“Я не был знаком с Шагинян, знал только ее в лицо. Тогда, в 1907 году, это была черненькая барышня, усердная посетительница концертов, лекций и прочего. Говорили, пишет стихи. С М., о которой шла речь в письме, Шагинян тоже не была знакома: только донимала ее экстатическими письмами, объяснениями в любви, заявлениями о готовности «защищать до последней капли крови» – в чем, разумеется, М. не имела ни малейшей надобности.
Я спрятал письмо в карман и сказал секундантше:
– Передайте г-же Шагинян, что я с барышнями не дерусь.
Месяца через три швейцар мне вручил букетик фиалок.
– Занесла барышня, чернявенькая, глухая, велела вам передать, а фамилии не сказала.
Так мы помирились – а знакомы всё не были. Еще через несколько месяцев познакомились. Потом подружились”.
Со второй женой, Анной Чулковой, тоже ровесницей, младшей сестрой анархо-символиста, Ходасевич познакомился на вечеринке у молодого прозаика Бориса Зайцева. Она вспоминает, что пленилась его стихами, – в это поверить трудно, потому что до третьей книги Ходасевич был поэтом очень обыкновенным; пленяли, вероятно, не сами эти стихи, ничем не выделявшиеся на фоне тогдашней молодой лирики, а сочетание их с едким умом, хлесткими устными эпиграммами, да еще то, что сам Ходасевич “был худеньким и бледным”: хотелось заботиться и жалеть. Анна была замужем (вторым браком, первый был ранним и недолгим, подарил ей сына и звучную фамилию Гренцион) за брюсовским младшим братом Александром, тогда поэтом-декадентом, впоследствии видным советским археологом; он, кстати, был соучеником Ходасевича по Третьей московской гимназии. Рос сын Гарик, 1906 года рождения, с которым Ходасевич позднее неплохо ладил. Сам Ходасевич был влюблен тогда в Евгению Муратову, жену искусствоведа Павла Муратова. В 1911 году Ходасевич потерял родителей: мать разбилась на Тверской в пролетке, когда понесла лошадь, а отец умер от горя. В это время Анна ушла от Брюсова и сошлась с Ходасевичем. Вместе они прожили одиннадцать лет, и, судя по всему, в большой душевной близости. Ходасевич постоянно болел, страдал то фурункулезом, то туберкулезом позвоночника, нуждался в помощи и уходе – одно время даже обуться сам не мог, – и Чулкова, видимо, была из тех женщин, чья любовь усиливается от сострадания; а Ходасевич, видимо, был из тех мужчин, кого сострадание скорей раздражает или, во всяком случае, приедается.

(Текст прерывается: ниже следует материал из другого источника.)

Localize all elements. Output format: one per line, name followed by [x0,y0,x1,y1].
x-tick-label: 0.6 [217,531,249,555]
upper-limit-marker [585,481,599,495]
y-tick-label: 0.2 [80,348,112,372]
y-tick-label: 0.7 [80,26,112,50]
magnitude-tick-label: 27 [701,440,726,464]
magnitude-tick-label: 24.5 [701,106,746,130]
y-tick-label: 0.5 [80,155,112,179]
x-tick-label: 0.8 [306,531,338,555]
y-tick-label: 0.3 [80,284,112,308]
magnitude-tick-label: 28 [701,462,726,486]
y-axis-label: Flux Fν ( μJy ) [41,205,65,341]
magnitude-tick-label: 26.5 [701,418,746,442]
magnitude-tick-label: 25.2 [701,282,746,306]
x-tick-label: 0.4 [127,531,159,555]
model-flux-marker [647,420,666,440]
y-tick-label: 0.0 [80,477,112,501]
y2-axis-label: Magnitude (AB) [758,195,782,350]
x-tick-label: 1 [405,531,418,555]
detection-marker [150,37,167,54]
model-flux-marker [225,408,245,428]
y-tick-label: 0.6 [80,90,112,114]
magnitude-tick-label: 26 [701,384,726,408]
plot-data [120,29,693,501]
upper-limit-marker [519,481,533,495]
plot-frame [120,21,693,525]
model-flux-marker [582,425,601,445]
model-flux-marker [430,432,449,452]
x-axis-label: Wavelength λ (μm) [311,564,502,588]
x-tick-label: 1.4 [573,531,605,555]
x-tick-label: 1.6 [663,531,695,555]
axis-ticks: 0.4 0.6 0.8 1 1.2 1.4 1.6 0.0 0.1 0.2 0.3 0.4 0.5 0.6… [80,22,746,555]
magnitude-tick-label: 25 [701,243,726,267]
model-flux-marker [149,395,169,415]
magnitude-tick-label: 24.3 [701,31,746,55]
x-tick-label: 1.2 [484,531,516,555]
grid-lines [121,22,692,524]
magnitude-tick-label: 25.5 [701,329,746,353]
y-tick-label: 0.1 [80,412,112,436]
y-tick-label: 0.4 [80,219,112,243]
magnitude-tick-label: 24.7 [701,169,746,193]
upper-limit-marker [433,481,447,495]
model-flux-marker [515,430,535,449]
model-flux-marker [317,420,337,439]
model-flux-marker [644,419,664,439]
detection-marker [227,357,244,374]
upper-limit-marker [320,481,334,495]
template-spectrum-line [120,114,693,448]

Я о многом тут не пишу, поскольку биография Ходасевича подробно описана, в том числе им самим. И дружба его с Самуилом Киссиным, известным под кличкой Муни, и дружба-вражда с Брюсовым, и дружба с его застрелившейся любовницей Надей Львовой хорошо известны; вопрос о том, насколько надежен Ходасевич-мемуарист, спорен и широко обсуждается. Оба они – Ходасевич в “Некрополе” и примыкающих к нему очерках, Берберова в “Курсиве” – довольно точны в датировках, но предельно субъективны в оценках. Их послушать, так все вокруг были инфантильными и незрелыми, а они всегда сразу всё понимали. Мемуары Ходасевича о Брюсове, скажем, построены так, будто Брюсов с ним советовался, ценил его мнение, чуть ли не признавал старшинство, – а сохранившиеся инскрипты говорят, что Ходасевич перед Брюсовым скорее приседал. И то сказать – кто был Ходасевич? Молодой поэт, один из многих, гимназический товарищ младшего брата Брюсова, которого попросили протежировать Львовой, когда та стала Брюсова тяготить. А Брюсов был вождь московского символизма, влиятельный и, по-моему, очень значительный поэт, которого ценили не последние люди, Блок, скажем. Снисходительные отзывы Ахматовой и Цветаевой подтверждают скорей, что он поэт сугубо мужской. Но как бы то ни было, жизнь Ходасевича описана, и мы не биографию пишем. Нам важно, что к 1920 году он вдруг оказался едва ли не первым поэтом; остальные замолчали, а он заговорил. Слава его была не громкая, не есенинская, не эстрадная, но для знатоков – для Гершензона, например – он был номером один.